After their seasons were cut short due to the COVID-19 pandemic, spring sport athletes could receive an extra year of eligibility, the NCAA announced Monday night.
The NCAA Division I Council ruled schools can offer eligibility waivers to all spring sport student-athletes, meaning they could play another year if the school chooses to offer it.
That means senior members of the Loyola men’s volleyball, golf, softball and track and field teams could come back for another year if they’re academically eligible. Winter sports — including men’s and women’s basketball — can’t be issued a waiver since the majority of their regular seasons were completed, according to the ruling.
The ruling also allows for schools to offer less aid or match what they offered this year should those senior athletes come back. Schools can use the NCAA’s Student Assistance Fund to help pay for scholarships, the committee ruled.
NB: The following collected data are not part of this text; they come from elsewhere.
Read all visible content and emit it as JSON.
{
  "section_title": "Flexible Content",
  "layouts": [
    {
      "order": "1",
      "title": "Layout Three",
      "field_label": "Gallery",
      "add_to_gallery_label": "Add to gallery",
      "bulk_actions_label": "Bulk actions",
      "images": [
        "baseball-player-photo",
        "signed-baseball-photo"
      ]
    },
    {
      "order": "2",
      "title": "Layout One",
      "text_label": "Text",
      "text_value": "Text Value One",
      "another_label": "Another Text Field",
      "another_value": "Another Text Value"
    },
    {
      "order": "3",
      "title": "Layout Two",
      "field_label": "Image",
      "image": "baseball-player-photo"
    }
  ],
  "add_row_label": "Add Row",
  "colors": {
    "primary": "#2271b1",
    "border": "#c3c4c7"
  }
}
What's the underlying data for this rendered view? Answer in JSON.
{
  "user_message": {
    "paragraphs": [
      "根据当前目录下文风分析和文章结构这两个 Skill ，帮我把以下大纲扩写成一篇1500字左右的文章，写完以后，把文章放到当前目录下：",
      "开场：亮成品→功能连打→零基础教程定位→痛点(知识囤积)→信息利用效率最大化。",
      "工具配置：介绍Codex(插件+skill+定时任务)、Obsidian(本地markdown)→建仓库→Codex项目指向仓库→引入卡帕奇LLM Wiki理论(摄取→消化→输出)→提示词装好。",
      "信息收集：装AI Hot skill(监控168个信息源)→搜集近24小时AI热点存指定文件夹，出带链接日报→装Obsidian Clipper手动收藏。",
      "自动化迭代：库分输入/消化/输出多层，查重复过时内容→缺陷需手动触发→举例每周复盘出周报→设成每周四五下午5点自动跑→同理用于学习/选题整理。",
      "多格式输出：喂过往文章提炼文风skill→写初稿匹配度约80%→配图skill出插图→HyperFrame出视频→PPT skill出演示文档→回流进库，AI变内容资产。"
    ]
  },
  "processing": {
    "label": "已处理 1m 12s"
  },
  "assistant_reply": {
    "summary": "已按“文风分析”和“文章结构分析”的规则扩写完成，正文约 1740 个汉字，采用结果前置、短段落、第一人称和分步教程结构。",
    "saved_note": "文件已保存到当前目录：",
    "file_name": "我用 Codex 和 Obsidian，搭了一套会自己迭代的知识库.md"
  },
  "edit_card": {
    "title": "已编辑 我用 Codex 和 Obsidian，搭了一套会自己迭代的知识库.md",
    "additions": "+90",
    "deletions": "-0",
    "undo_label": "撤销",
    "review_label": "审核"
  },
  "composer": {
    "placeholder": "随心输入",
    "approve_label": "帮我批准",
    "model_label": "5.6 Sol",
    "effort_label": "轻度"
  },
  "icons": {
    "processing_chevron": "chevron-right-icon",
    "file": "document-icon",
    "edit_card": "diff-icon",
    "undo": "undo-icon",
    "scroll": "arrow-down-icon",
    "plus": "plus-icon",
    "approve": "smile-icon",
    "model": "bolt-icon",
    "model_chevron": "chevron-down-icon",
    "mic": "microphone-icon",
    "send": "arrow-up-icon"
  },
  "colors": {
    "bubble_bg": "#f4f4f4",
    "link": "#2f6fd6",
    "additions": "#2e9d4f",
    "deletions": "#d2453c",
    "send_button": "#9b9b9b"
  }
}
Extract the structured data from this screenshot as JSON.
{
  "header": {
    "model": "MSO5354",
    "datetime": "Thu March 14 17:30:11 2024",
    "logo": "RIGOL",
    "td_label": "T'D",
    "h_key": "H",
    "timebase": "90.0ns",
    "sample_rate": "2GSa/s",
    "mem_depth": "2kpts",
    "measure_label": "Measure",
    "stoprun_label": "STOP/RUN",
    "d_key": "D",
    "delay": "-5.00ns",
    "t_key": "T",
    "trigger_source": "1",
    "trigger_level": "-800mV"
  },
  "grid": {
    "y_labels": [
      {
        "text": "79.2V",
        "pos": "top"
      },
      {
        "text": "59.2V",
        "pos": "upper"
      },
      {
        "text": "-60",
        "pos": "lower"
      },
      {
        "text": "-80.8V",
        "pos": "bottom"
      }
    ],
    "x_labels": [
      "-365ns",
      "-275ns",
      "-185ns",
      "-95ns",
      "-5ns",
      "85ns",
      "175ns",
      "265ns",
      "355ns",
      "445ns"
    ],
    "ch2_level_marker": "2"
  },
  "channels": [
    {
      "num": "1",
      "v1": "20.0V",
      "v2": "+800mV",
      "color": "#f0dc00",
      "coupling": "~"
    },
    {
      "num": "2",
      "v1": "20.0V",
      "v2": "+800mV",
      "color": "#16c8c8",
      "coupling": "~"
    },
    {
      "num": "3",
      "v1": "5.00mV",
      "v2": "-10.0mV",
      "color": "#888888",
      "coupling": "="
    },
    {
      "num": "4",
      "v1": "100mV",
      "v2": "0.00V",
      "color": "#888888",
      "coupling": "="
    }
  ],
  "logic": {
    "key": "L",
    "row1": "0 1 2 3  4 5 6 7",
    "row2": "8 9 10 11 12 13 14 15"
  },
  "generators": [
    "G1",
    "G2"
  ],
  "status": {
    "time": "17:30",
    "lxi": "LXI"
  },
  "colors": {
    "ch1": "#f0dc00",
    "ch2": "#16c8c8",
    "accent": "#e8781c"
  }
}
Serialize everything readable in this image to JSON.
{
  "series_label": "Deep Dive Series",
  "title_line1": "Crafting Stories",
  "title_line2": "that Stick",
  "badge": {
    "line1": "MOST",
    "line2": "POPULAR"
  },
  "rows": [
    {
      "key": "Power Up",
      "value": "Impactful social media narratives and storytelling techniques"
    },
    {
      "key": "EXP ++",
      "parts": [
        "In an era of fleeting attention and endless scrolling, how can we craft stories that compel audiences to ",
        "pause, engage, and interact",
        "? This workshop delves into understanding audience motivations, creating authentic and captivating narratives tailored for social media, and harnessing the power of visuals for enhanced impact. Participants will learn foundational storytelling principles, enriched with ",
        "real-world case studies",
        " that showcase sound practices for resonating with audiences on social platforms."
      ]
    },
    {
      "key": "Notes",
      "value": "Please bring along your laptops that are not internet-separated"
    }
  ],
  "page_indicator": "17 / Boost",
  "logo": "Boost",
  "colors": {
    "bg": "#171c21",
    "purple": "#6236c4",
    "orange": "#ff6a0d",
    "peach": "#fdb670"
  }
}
“In a nod to the financial uncertainty faced by higher education, the Council vote also provided schools with the flexibility to give students the opportunity to return for 2020-21 without requiring that athletics aid be provided at the same level awarded for 2019-20,” the NCAA said in a press release. “This flexibility applies only to student-athletes who would have exhausted eligibility in 2019-20.”
The committee also said it would change scholarship requirements to allow for incoming recruits and potential returning seniors.
“The Council’s decision gives individual schools the flexibility to make decisions at a campus level,” Division I Council chair Dr. M. Grace Calhoun, the athletics director at the University of Pennsylvania who served as Loyola athletics director from 2011-14, said in a statement. “The Board of Governors encouraged conferences and schools to take action in the best interest of student-athletes and their communities, and now schools have the opportunity to do that.”
March 12, Loyola announced its remaining sport seasons would be canceled as part of efforts to contain COVID-19, the respiratory disease caused by the 2019 novel coronavirus.